Tumor immune surveillance, whereby the immune system identifies and targets cancerous cells, plays a major role in eliminating tumors. The main objective of my group research is to identify key functional aspects affecting anti-tumor responses by T cells. Our research is broadly split in two complementary areas:

-        Identification of potent peptide antigens that drive robust T cell activation against tumor cells;

-        Modulation of immune receptor signaling with a focus on “immune checkpoint receptors” in order to potentiate T cell effector functions.

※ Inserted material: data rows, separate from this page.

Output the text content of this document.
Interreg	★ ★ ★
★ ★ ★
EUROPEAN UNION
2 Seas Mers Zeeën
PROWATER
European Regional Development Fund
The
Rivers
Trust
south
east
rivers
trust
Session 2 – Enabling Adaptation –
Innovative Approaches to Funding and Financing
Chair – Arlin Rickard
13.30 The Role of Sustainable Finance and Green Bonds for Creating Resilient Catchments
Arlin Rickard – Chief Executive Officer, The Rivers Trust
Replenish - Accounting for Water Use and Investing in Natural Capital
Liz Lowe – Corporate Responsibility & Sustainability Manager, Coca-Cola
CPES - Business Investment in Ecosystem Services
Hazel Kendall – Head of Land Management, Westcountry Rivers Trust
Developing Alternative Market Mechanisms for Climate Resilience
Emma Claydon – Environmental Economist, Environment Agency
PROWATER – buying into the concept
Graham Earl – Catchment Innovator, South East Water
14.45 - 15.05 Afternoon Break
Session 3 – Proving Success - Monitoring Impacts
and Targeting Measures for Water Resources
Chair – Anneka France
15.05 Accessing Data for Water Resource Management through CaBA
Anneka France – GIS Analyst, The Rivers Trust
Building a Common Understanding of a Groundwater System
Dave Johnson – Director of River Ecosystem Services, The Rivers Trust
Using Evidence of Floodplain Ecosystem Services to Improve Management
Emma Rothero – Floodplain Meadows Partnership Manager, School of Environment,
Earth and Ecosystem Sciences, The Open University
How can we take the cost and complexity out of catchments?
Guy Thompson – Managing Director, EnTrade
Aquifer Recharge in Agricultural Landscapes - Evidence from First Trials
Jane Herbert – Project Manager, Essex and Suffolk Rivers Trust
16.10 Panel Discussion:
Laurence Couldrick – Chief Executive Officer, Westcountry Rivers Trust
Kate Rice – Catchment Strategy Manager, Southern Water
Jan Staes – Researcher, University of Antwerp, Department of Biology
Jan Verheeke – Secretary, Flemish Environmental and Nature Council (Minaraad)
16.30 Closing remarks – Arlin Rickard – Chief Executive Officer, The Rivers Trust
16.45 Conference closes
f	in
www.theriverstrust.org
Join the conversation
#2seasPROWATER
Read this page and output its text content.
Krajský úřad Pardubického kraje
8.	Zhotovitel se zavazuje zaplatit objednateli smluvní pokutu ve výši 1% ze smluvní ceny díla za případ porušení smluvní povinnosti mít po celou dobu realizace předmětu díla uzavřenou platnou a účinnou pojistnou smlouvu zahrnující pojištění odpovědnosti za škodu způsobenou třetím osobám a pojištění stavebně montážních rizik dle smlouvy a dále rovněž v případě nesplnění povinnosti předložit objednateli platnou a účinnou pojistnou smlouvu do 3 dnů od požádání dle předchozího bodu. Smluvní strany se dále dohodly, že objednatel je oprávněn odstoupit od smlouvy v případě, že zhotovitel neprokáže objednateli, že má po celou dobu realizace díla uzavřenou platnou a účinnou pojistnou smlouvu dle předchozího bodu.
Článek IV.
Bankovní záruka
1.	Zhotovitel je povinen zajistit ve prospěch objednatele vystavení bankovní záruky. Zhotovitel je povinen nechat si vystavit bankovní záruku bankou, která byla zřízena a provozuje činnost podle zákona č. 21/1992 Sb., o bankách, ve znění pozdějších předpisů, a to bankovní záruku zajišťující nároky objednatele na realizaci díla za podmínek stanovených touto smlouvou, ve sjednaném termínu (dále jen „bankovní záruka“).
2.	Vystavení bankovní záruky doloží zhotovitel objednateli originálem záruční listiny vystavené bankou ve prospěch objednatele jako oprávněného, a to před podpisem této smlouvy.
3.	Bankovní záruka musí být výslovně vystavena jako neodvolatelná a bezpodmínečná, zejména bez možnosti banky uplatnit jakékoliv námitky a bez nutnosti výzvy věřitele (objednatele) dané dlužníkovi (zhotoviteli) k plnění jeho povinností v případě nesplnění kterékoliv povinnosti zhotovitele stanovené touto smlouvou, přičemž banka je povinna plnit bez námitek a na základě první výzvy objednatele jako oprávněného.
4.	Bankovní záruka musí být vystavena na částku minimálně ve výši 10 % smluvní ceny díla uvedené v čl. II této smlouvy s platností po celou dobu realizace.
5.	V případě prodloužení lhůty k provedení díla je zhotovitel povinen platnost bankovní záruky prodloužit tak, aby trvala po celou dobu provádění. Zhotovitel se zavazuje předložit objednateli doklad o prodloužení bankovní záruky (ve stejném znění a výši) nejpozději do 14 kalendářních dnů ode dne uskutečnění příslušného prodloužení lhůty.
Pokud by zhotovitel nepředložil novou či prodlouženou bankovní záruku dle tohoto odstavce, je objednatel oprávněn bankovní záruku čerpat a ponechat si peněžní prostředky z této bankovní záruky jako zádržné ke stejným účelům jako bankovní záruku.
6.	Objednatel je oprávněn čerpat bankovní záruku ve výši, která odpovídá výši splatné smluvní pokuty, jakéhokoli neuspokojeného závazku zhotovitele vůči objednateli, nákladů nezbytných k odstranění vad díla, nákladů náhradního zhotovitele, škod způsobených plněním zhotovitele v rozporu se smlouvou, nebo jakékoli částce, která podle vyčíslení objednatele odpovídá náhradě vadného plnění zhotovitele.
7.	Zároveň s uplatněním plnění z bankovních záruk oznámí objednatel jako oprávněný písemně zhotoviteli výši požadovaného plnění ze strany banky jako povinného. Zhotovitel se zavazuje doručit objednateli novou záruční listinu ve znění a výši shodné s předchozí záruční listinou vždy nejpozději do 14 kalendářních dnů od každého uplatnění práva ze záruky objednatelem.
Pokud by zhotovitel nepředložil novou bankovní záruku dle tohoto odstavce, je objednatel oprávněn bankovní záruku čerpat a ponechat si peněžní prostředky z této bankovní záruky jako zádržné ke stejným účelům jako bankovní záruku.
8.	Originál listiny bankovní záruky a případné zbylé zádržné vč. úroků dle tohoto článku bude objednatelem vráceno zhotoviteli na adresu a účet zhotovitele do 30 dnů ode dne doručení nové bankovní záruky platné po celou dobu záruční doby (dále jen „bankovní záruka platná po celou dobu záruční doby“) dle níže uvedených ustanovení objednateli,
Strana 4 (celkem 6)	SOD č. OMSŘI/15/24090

Continuous exposure to tumor antigens gives rise to an “exhausted” phenotype, in which immune cells become less responsive and, ultimately, fail to control tumor growth. T cell exhaustion is characterized by changes in gene expression, including the up-regulation of cell surface receptors, such as the programmed cell death protein 1 (PD-1) and the cytotoxic T-lymphocyte-associated protein 4 (CTLA-4), among many others. Continuous signaling by these immune checkpoint receptors gradually “shuts down” the immune response. We have recently developed new protein molecules to regulate the activity of key surface receptors in order to enhance T cell function. Furthermore, tumors often present mimotopes, altered peptide antigens, which T cells recognize and respond to. However, mimotopes often elicit weak T cell activation. Currently, there is a paucity of methods to identify robust peptide antigens recognized by T cells. Our group develops new approaches to deorphanize T-cell receptors (TCR) of interest, namely those involved in tumor recognition. These methods involve screening of large, custom-built, peptide libraries displayed in yeast and mammalian cells to identify surrogate peptides that are recognized by the TCR and drive T cell activation.

Together, the identification of potent peptide agonists and the engineering of novel protein molecules to effectively enhance anti-tumor responses by T cells provide an exciting opportunity to better control the immune response in health and disease and to interrogate fundamental aspects of T cell biology.